Так пишет Ремизов в своем коротком, но замечательном предисловии к посмертной книге Владимира Диксона «Стихи и проза».
Диксон умер в Париже с год тому назад, совсем еще молодым человеком. Две его книги «Ступени» и «Листья», выпущенные в 1924 и 1927 гг., встречены были критикой и читателями, как говорится, «сочувственно», — однако не более того. Несколько статей и заметок, помещенных им в журналах, не многое прибавили к его литературой известности.
Сборник, изданный теперь друзьями покойного, богаче предыдущего. Конечно, и он только позволяет догадываться о том, что Диксон мог бы сделать: «свершений» в этой книге нет. К ним, пожалуй, можно было бы отнести некоторые рассказы Диксона, но рассказы отрывочны и малы. Внимаете еле успевает насторожиться, как автор уже умолкает – и не потому, чтобы действительно его повествование было окончено, а так, по капризу, усталости или рассеянности. О прозе Диксона нельзя выразиться, что она «удачна», это слово к ней решительно не подходит. Но она интересна, она не лишена прелести и даже в кропотливом психологизме своем прусто-джойсовского толка остается своеобразной. Скажу, однако, сначала несколько слов о стихах его.
Ремизов утверждает, что Диксон «отмечен светом». Читая диксововские стихи, веришь этому, несмотря на то, что в литературном отношении стихи его до крайности бледны. Христос, Россия, весна, небесная синь, «нездешняя нежность, чудесная ясность»… Поэт более искушенный, более глубокий понял бы, что эти слова нельзя повторять «всуе», хотя бы уж по одному току, что от частого повторения они потеряли свою действенную силу. Гоголь взывал «Русь, Русь!», обращался к «матери России» великий Некрасов, потом был Блок.
Одна во тьме нам светит Русь…— после них писать это нельзя. Это ничего не значит. Нельзя пользоваться словами, образами и тоном, добытыми чужой страстью и чужой мукой, как какой-то разменной монетой. Но за постоянным диксоновским умилением, еще невоплощенным литературно, чувствуется все-таки душа живая, способная к порыву и жертве. Я не думаю, чтобы у Диксона был большой поэтический талант, и что, проживи он дольше, поэзия его окрепла и преобразилась бы.
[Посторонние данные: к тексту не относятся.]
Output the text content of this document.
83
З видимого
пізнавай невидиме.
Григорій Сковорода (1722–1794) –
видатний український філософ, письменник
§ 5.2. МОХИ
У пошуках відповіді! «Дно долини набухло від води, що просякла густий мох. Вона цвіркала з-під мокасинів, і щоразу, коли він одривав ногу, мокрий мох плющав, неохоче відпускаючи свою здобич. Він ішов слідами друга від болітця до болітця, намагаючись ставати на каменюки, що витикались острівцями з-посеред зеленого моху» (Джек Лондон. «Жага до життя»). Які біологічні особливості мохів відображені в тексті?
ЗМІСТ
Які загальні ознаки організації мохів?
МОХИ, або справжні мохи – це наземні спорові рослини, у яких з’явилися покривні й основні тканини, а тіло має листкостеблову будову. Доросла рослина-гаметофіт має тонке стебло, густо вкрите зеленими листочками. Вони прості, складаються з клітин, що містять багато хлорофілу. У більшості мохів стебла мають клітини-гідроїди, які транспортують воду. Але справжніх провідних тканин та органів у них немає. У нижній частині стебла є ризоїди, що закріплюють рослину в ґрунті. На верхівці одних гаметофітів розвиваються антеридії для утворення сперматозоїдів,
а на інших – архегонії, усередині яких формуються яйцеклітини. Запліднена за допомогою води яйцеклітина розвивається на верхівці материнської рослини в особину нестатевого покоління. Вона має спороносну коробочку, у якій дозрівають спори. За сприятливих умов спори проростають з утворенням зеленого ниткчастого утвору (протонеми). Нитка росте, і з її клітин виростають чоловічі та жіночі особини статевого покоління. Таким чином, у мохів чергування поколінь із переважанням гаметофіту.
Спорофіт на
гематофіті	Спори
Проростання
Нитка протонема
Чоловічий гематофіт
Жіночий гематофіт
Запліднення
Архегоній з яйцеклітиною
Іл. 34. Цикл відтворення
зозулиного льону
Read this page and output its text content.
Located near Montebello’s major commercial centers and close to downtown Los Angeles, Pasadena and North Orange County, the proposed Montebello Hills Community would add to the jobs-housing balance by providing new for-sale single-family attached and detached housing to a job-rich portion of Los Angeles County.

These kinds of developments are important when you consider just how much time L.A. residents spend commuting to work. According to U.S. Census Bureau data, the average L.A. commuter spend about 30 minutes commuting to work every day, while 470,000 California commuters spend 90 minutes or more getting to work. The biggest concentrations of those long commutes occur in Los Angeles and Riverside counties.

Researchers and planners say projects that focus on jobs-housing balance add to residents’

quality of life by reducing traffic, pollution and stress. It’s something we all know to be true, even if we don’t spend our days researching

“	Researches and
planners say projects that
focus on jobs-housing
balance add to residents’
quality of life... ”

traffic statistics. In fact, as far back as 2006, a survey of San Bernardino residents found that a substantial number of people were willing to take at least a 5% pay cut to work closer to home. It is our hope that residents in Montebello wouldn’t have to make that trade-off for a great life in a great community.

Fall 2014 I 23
Едва ли. Но и в теперешнем своем виде слабоватая поэзия эта привлекает своей напряженной человечностью, пробивающейся сквозь вялую литературную оболочку. В последнем из напечатанных в книге стихотворений Диксон говорит о себе картинно и верно:
А на земле останется за мноюЛишь слабый свет моих немногих слов,Как снег, упавший тонкой пеленоюВ прозрачной дали долгих вечеров.Другое дело — проза Диксона. Как многие писатели, он, вероятно, впоследствии оставил бы стихи совсем, убедившись, что писал их не по истинному своему призванию и что в прозе ему гораздо больше удается сказать. Диксон, бесспорно, был прозорливым и тонким наблюдателем. Большинство рассказов его не содержит в себе никакого «случая», — или же случай этот совсем незначителен, — однако развитие их в высшей степени занимательно и прихотливо. Ремизов считает, что сила Диксона была бы в передаче «толчеи мысли»: это очень вероятно. О чем и как человек думает, куда порой уносится его воображение, как перескакивает он с одного предмета на другой — обо всем этом Диксон рассказывает чрезвычайно правдиво. Склонность к фантастике и сказочности дает иногда его прозе тот «нездешний отблеск», которого он тщательно добивался в стихах. Такие вещи, как «Письмо», «Ложь» или «Описания обстановки», смущают и волнуют: время, пошедшее на их чтение, во всяком случае не истрачено даром.